Cornwall is stunning, we know this already and people may focus on surfing, the beach and caravan holidays but it is also perfect for trail running. For this blog I’m going to focus on my locality; Redruth, Cornwall as well as its surrounding areas. Now most people will have either not heard of it or will see it as a traditional mining area that struggles with poverty these days. Lesser known about the area, unless you’re a keen runner or walker, is all of the off road trails. It’s bleddy riddled with them!
In 2020 I went from being on occasional jogger to replacing the gym with running. This was then furthered by the first lockdown we experienced in the UK, there was nothing left to do but have a run. At that time I literally lived on a trail called the Great Flat Flode – a 12km route that encircles the Carn Brea area and overlooks Camborne and Redruth.

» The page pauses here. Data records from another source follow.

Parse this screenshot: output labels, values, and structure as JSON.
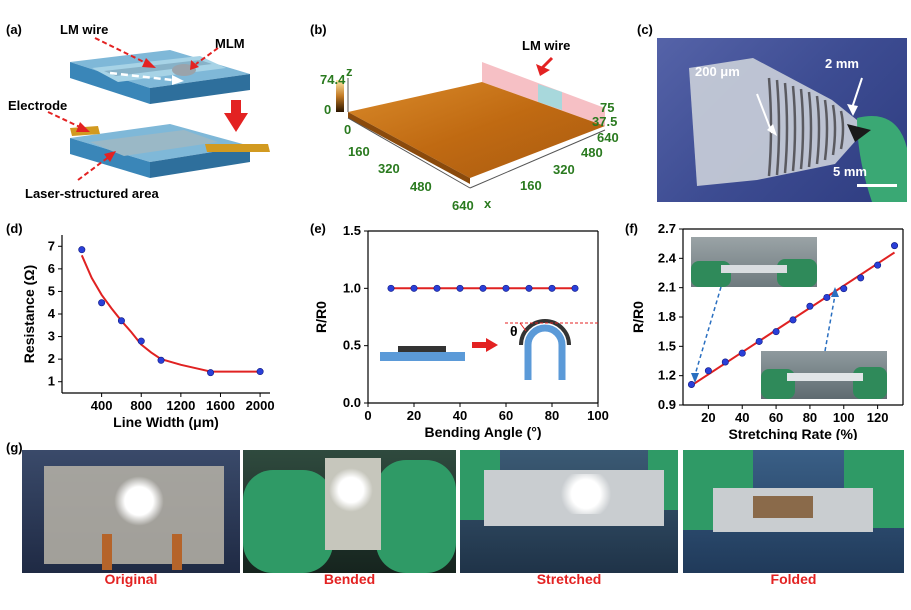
{
  "panels": {
    "a": {
      "label": "(a)",
      "lm_wire": "LM wire",
      "mlm": "MLM",
      "electrode": "Electrode",
      "laser_area": "Laser-structured area"
    },
    "b": {
      "label": "(b)",
      "lm_wire": "LM wire",
      "z_axis": "z",
      "x_axis": "x",
      "z_max": "74.4",
      "z_min": "0",
      "x_ticks": [
        "0",
        "160",
        "320",
        "480",
        "640"
      ],
      "y_ticks": [
        "160",
        "320",
        "480",
        "640"
      ],
      "side_ticks": [
        "75",
        "37.5"
      ]
    },
    "c": {
      "label": "(c)",
      "width_small": "200 μm",
      "width_large": "2 mm",
      "scale": "5 mm"
    },
    "g": {
      "label": "(g)",
      "captions": [
        "Original",
        "Bended",
        "Stretched",
        "Folded"
      ]
    }
  },
  "chart_data": [
    {
      "id": "d",
      "label": "(d)",
      "type": "line",
      "xlabel": "Line Width (μm)",
      "ylabel": "Resistance (Ω)",
      "xlim": [
        0,
        2100
      ],
      "ylim": [
        0.5,
        7.5
      ],
      "xticks": [
        400,
        800,
        1200,
        1600,
        2000
      ],
      "yticks": [
        1,
        2,
        3,
        4,
        5,
        6,
        7
      ],
      "points": [
        [
          200,
          6.85
        ],
        [
          400,
          4.5
        ],
        [
          600,
          3.7
        ],
        [
          800,
          2.8
        ],
        [
          1000,
          1.95
        ],
        [
          1500,
          1.4
        ],
        [
          2000,
          1.45
        ]
      ],
      "fit": [
        [
          200,
          6.6
        ],
        [
          300,
          5.6
        ],
        [
          400,
          4.85
        ],
        [
          500,
          4.25
        ],
        [
          600,
          3.7
        ],
        [
          700,
          3.2
        ],
        [
          800,
          2.65
        ],
        [
          900,
          2.3
        ],
        [
          1000,
          2.0
        ],
        [
          1200,
          1.75
        ],
        [
          1400,
          1.55
        ],
        [
          1500,
          1.45
        ],
        [
          2000,
          1.45
        ]
      ]
    },
    {
      "id": "e",
      "label": "(e)",
      "type": "line",
      "xlabel": "Bending Angle (°)",
      "ylabel": "R/R0",
      "xlim": [
        0,
        100
      ],
      "ylim": [
        0,
        1.5
      ],
      "xticks": [
        0,
        20,
        40,
        60,
        80,
        100
      ],
      "yticks": [
        0.0,
        0.5,
        1.0,
        1.5
      ],
      "ytick_labels": [
        "0.0",
        "0.5",
        "1.0",
        "1.5"
      ],
      "points": [
        [
          10,
          1.0
        ],
        [
          20,
          1.0
        ],
        [
          30,
          1.0
        ],
        [
          40,
          1.0
        ],
        [
          50,
          1.0
        ],
        [
          60,
          1.0
        ],
        [
          70,
          1.0
        ],
        [
          80,
          1.0
        ],
        [
          90,
          1.0
        ]
      ],
      "fit": [
        [
          10,
          1.0
        ],
        [
          90,
          1.0
        ]
      ],
      "inset_symbol": "θ"
    },
    {
      "id": "f",
      "label": "(f)",
      "type": "line",
      "xlabel": "Stretching Rate (%)",
      "ylabel": "R/R0",
      "xlim": [
        5,
        135
      ],
      "ylim": [
        0.9,
        2.7
      ],
      "xticks": [
        20,
        40,
        60,
        80,
        100,
        120
      ],
      "yticks": [
        0.9,
        1.2,
        1.5,
        1.8,
        2.1,
        2.4,
        2.7
      ],
      "ytick_labels": [
        "0.9",
        "1.2",
        "1.5",
        "1.8",
        "2.1",
        "2.4",
        "2.7"
      ],
      "points": [
        [
          10,
          1.11
        ],
        [
          20,
          1.25
        ],
        [
          30,
          1.34
        ],
        [
          40,
          1.43
        ],
        [
          50,
          1.55
        ],
        [
          60,
          1.65
        ],
        [
          70,
          1.77
        ],
        [
          80,
          1.91
        ],
        [
          90,
          2.0
        ],
        [
          100,
          2.09
        ],
        [
          110,
          2.2
        ],
        [
          120,
          2.33
        ],
        [
          130,
          2.53
        ]
      ],
      "fit": [
        [
          10,
          1.1
        ],
        [
          130,
          2.46
        ]
      ]
    }
  ]
}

There are so many offshoots from this trail that lead to other trails. The Great Flat Lode is probably the busiest of all the local trails and is joined up by old mining chimneys and buildings that were used in the mining process.
If you fancy getting off road and tackling some big hill work then this is the one! You can take it quite directly and hit the elevation hard or you can take more gradual climbs. The rewards at the top are worth it with panoramic views of the coast stretching from St Ives to Perranporth on the north coast and Falmouth to Helston on the south.
Coast 2 Coast (Portreath to Devoran via Bissoe)
Devoran Quay sits between Truro and Falmouth where Restronguet Creek meets Carnon river and acts as a start or finish point for a coast to coast run, almost all exclusively trail linking the south coast of Cornwall to the north at Portreath Beach. Multi-terrain, you’ve got coastline, woods, open pathways. You don’t have to go as far as coast to coast as there are many laybys and areas where you can dip in and out along the way along the 11 mile route.
There’s a number of chances to refuel with The Old Quay in Devoran, St Piran Café at Bissoe, Bon Apetit at Twelveheads and Fuel in Portreath all offering up something you might like with Fuel and St Piran being athletic-focused.
Another Carn with panoramic views with this trail’s USP being the flooded quarry at the top where people fish and take a dip. Weirdos. The Carn sits between Lanner and Chacewater and on a clear day you can see 45km to Rough Tor and Brown Willy in Bodmin as well as Pendennis Castle in Falmouth, Poldhu in Helston and all along the north coast too. Once you enter the trail in Lanner or the Chacewater entry point you’re exclusively on trail and can circle the Carn or run directly through it.
Lanner Old Tramline
On the opposite side of the road in Lanner to where you’d enter the Carn Marth trail is an entrance into a partly wooded trail linking Lanner with Stithians alongside an old tramline. There are tons of different options along the way here where you can just go along the trail parallel to Lanner, head off to Stithians Reservoir or come back on yourself on the road a little and head to the Great Flat Lode.
All of this is so close to the Camborne area and is barely even the tip of the iceberg when it comes to trail running in Cornwall. Get those trail runners on and use Cornwall for something that it isn’t clichéd for!